The distance to college is probably correlated with the decision to go so the instrument should have some power (opposite of weak)

Run an IV regression, where distance is used to instrument schooling.

look at: https://bashtage.github.io/linearmodels/ (two-stage least squares)

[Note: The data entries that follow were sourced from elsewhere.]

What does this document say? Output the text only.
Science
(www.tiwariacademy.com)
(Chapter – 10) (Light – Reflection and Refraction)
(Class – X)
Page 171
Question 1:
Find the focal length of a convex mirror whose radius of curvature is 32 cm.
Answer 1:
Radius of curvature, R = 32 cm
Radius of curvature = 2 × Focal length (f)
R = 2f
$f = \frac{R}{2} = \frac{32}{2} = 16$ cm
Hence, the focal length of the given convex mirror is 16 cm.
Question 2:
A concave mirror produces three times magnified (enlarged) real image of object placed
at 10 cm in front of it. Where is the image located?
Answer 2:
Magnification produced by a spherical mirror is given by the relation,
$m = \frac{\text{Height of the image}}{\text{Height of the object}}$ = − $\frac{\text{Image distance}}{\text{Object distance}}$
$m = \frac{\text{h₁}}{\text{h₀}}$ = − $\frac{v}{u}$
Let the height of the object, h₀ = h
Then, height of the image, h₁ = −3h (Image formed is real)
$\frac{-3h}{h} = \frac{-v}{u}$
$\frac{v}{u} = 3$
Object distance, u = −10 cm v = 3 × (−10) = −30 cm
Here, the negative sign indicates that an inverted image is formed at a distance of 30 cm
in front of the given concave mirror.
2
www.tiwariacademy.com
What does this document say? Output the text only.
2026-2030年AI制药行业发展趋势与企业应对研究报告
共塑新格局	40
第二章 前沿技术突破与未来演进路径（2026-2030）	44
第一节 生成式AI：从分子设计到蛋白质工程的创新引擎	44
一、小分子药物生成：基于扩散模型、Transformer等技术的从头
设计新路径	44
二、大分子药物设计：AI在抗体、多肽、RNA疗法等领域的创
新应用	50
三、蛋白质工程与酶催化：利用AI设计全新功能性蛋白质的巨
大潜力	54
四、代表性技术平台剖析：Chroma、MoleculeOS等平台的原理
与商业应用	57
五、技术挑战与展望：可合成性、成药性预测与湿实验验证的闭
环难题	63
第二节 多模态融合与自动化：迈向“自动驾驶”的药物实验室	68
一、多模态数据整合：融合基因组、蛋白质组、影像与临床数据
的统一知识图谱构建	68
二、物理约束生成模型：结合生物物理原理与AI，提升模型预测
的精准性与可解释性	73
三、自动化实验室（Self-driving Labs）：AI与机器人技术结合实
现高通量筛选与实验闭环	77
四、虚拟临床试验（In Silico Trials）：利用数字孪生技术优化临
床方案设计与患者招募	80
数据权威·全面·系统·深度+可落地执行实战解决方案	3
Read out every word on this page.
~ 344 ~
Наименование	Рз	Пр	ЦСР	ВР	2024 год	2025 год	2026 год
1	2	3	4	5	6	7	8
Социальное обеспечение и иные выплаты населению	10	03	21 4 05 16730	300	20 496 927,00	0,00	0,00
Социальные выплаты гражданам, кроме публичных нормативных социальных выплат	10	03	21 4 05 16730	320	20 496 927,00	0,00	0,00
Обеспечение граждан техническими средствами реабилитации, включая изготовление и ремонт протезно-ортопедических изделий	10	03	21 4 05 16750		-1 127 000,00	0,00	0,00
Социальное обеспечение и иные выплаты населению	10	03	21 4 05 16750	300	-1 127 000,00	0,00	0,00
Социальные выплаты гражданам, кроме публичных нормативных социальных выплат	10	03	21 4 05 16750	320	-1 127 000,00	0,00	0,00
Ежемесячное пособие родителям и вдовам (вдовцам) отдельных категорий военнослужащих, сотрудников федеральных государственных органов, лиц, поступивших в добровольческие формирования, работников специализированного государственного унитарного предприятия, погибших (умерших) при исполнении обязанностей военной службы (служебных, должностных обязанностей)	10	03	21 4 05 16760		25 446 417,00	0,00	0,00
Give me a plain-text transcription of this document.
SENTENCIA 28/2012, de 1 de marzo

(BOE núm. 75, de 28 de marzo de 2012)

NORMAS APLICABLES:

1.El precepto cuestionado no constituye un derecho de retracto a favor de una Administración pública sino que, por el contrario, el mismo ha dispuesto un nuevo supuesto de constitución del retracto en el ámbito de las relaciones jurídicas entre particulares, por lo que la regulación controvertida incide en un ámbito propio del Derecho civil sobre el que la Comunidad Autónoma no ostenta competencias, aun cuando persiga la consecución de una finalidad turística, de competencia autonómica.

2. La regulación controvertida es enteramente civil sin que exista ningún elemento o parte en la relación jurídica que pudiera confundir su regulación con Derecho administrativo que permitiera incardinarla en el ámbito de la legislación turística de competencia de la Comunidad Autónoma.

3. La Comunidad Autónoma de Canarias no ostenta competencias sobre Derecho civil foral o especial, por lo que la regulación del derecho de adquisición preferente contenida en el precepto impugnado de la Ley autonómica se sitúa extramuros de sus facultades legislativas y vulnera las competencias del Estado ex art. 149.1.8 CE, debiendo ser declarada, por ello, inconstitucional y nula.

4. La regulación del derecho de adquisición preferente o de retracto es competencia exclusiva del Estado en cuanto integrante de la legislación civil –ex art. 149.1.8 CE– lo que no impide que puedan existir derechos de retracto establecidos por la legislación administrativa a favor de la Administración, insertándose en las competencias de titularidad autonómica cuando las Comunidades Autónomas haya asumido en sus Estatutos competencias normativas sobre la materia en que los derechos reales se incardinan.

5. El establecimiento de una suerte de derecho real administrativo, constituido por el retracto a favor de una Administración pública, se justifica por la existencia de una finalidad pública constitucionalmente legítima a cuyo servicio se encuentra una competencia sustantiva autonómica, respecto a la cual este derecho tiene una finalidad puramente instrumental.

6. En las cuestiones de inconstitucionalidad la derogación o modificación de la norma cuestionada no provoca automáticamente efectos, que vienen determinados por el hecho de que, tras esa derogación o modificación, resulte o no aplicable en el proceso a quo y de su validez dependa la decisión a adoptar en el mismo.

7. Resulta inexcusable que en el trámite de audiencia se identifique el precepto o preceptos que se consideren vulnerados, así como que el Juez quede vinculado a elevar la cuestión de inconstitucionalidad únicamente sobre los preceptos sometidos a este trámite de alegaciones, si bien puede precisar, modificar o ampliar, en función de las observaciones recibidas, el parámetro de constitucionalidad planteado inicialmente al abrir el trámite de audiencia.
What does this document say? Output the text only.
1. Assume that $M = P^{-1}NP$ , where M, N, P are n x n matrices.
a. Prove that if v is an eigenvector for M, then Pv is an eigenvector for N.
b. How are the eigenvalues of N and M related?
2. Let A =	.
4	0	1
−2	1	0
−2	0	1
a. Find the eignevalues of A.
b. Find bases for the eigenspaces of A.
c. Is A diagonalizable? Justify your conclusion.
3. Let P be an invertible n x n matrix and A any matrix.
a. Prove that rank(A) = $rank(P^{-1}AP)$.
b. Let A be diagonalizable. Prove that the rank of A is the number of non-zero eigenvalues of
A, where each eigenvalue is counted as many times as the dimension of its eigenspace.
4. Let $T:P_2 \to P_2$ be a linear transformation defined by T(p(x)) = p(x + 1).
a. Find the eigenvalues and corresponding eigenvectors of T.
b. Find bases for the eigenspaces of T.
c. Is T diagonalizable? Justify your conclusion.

from linearmodels.iv import IV2SLS
 
formula = "incomeb ~ [education ~ distance] + unemp + C(gender) + C(ethnicity, Treatment(reference='other'))"
model = IV2SLS.from_formula(formula, df)
result = model.fit()
result
IV-2SLS Estimation Summary
Dep. Variable: incomeb R-squared: -0.1339
Estimator: IV-2SLS Adj. R-squared: -0.1351
No. Observations: 4739 F-statistic: 1748.5
Date: Wed, Feb 21 2024 P-value (F-stat) 0.0000
Time: 15:18:14 Distribution: chi2(6)
Cov. Estimator: robust
Parameter Estimates
Parameter Std. Err. T-stat P-value Lower CI Upper CI
unemp -0.0100 0.0025 -3.9704 0.0001 -0.0149 -0.0051
C(gender)[T.female] -1.9566 0.5039 -3.8830 0.0001 -2.9441 -0.9690
C(gender)[T.male] -1.9109 0.5042 -3.7897 0.0002 -2.8991 -0.9226
C(ethnicity, Treatment(reference='other'))[T.afam] -0.0753 0.0259 -2.9005 0.0037 -0.1261 -0.0244
C(ethnicity, Treatment(reference='other'))[T.hispanic] -0.1247 0.0203 -6.1432 0.0000 -0.1645 -0.0849
education 0.1692 0.0358 4.7261 0.0000 0.0990 0.2393


Endogenous: education
Instruments: distance
Robust Covariance (Heteroskedastic)
Debiased: False
id: 0x7f4a17f31190

Comment the results.

The estimate we get for the return on education is three times higher than without the instrument and highly significant.